Publication Date June 14, 2022 | Los Angeles Times

Major water cutbacks loom as shrinking Colorado River nears ‘moment of reckoning’

Colorado River Basin, US
Exposed banks of Lake Mead behind Hoover Dam show how low water levels have dropped on the Colorado River-fed reservoir due to persistent and worsening drought.(Credit: Luis Sinco / Los Angeles Times)
Exposed banks of Lake Mead behind Hoover Dam show how low water levels have dropped on the Colorado River-fed reservoir due to persistent and worsening drought.(Credit: Luis Sinco / Los Angeles Times)

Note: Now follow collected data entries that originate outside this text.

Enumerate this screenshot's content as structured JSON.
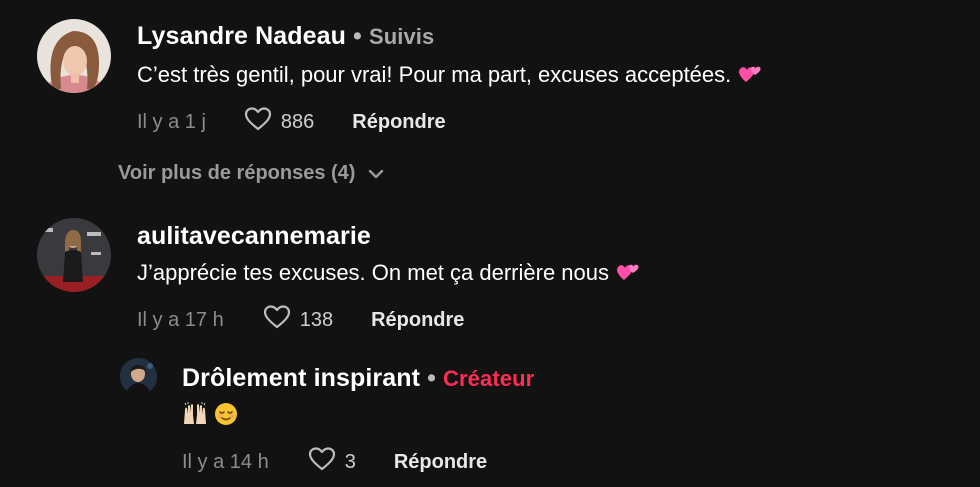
{
  "comments": [
    {
      "username": "Lysandre Nadeau",
      "separator": "•",
      "badge": "Suivis",
      "text": "C’est très gentil, pour vrai! Pour ma part, excuses acceptées.",
      "time": "Il y a 1 j",
      "likes": "886",
      "reply_label": "Répondre"
    },
    {
      "username": "aulitavecannemarie",
      "text": "J’apprécie tes excuses. On met ça derrière nous",
      "time": "Il y a 17 h",
      "likes": "138",
      "reply_label": "Répondre"
    },
    {
      "username": "Drôlement inspirant",
      "separator": "•",
      "badge": "Créateur",
      "text": "",
      "time": "Il y a 14 h",
      "likes": "3",
      "reply_label": "Répondre"
    }
  ],
  "more_replies_label": "Voir plus de réponses (4)",
  "icons": {
    "like": "heart-outline-icon",
    "expand": "chevron-down-icon",
    "emoji_hearts": "two-hearts-emoji",
    "emoji_hands": "raising-hands-emoji",
    "emoji_relieved": "relieved-face-emoji"
  },
  "colors": {
    "background": "#121212",
    "creator_badge": "#fe2c55",
    "follow_badge": "#a9a9a9"
  }
}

Climate Signals summary: Human-caused climate change continues to worsen the megadrought in the western United States, threatening water security in the Colorado River basin.


Article excerpt: 

As the West endures another year of unrelenting drought worsened by climate change, the Colorado River’s reservoirs have declined so low that major water cuts will be necessary next year to reduce risks of supplies reaching perilously low levels, a top federal water official said Tuesday.

Bureau of Reclamation Commissioner Camille Calimlim Touton said during a Senate hearing in Washington that federal officials now believe protecting “critical levels” at the country’s largest reservoirs — Lake Mead and Lake Powell — will require much larger reductions in water deliveries.

“A warmer, drier West is what we are seeing today,” Touton told the Senate Energy and Natural Resources Committee. “And the challenges we are seeing today are unlike anything we have seen in our history.”